Abstract

Providing qualified and sustainable communications is one of the key challenges for the Internet of Underwater Things (IoUTs) facing constrained energy supplements, non-stationary environments, and severe communication interference. Owing to spatial separation, several nodes can (and are often required to) make transmissions simultaneously to maximize network capacity. However, existing transmission solutions often face the dilemma between maximizing local capacity and global concurrency. We break this dilemma via UDARMF, an underwater distributed and adaptive resource management framework, which maximizes network capacity by supporting an increased number of communications in the network.

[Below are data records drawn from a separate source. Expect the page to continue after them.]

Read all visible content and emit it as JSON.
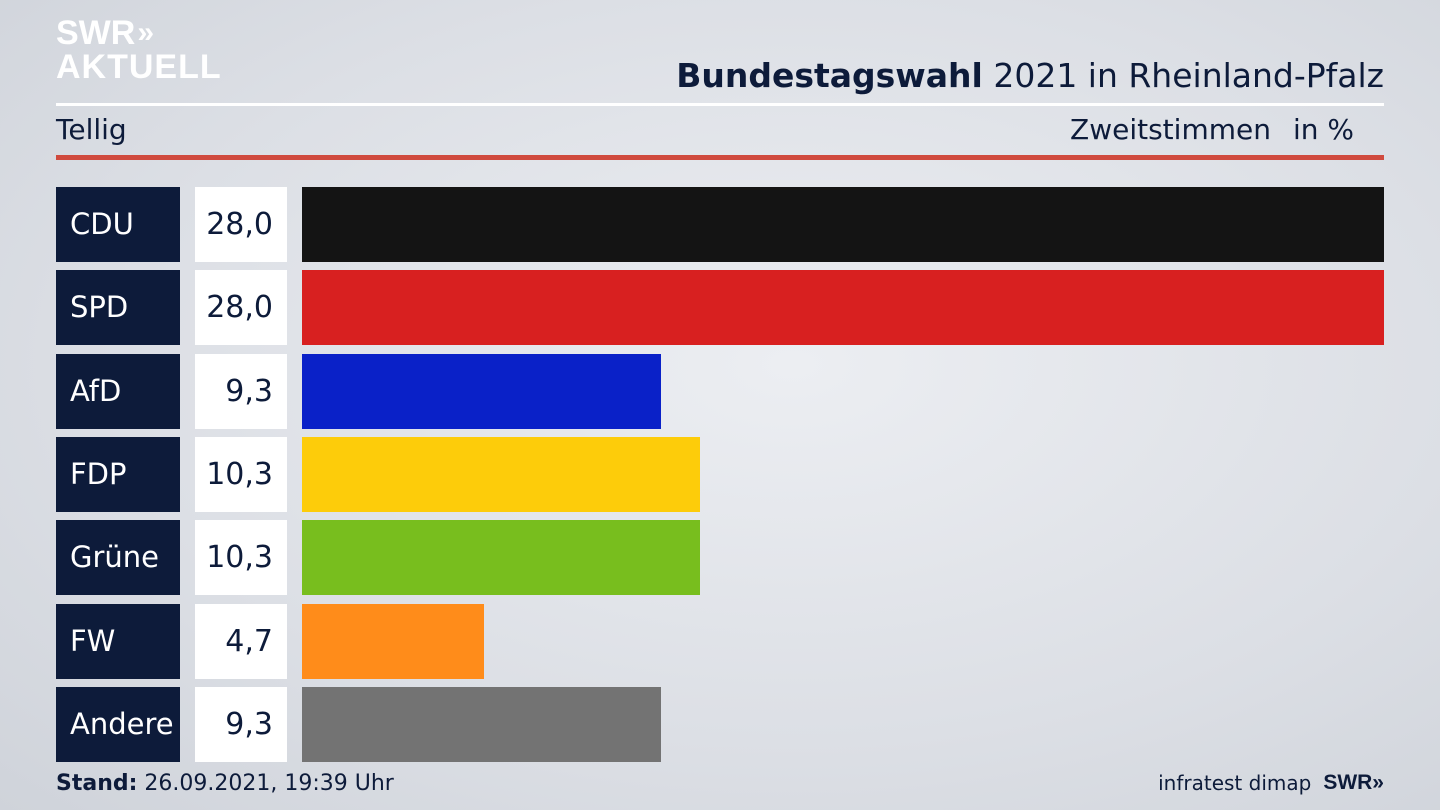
{
  "logo": {
    "line1": "SWR",
    "line1_chevrons": "»",
    "line2": "AKTUELL"
  },
  "header": {
    "title_bold": "Bundestagswahl",
    "title_rest": " 2021 in Rheinland-Pfalz",
    "subtitle_left": "Tellig",
    "subtitle_right_1": "Zweitstimmen",
    "subtitle_right_2": "in %"
  },
  "footer": {
    "stand_label": "Stand:",
    "stand_value": " 26.09.2021, 19:39 Uhr",
    "source": "infratest dimap",
    "brand": "SWR»"
  },
  "colors": {
    "navy": "#0d1b3a",
    "rule_red": "#d04a3e"
  },
  "chart_data": {
    "type": "bar",
    "orientation": "horizontal",
    "categories": [
      "CDU",
      "SPD",
      "AfD",
      "FDP",
      "Grüne",
      "FW",
      "Andere"
    ],
    "values": [
      28.0,
      28.0,
      9.3,
      10.3,
      10.3,
      4.7,
      9.3
    ],
    "value_labels": [
      "28,0",
      "28,0",
      "9,3",
      "10,3",
      "10,3",
      "4,7",
      "9,3"
    ],
    "bar_colors": [
      "#141414",
      "#d82020",
      "#0a21c8",
      "#fdcc0a",
      "#78be1e",
      "#ff8c1a",
      "#737373"
    ],
    "xlim": [
      0,
      28.0
    ]
  }
}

It is a distributed deep multi-agent reinforcement learning framework that uses an observation encoder and a local utility network to coordinate the collaboration among underwater nodes by adaptively tuning its transmit parameters. We designed experiments to compare UDARMF with baselines in network capacity, concurrency, and energy efficiency. Extensive experiments were conducted to find the appropriate hyperparameters to achieve the optimal network performances. We also analyze the performance of UDARMF and baselines over diverse communication and lifetime requirements, communication environment, and energy storage. Simple closed-form approximations of UDARMF are given to reveal that an energy-constrained network’s capacity increases with available energy, following a linear trend on the logarithmic scale. Experimental results demonstrate that compared with other methods, UDARMF achieves a much better trade-off between network capacity and concurrency, at which the lifetime requirements are satisfied. The proposed framework and the closed-form approximations are likely to become valuable tools in designing and analyzing IoUTs.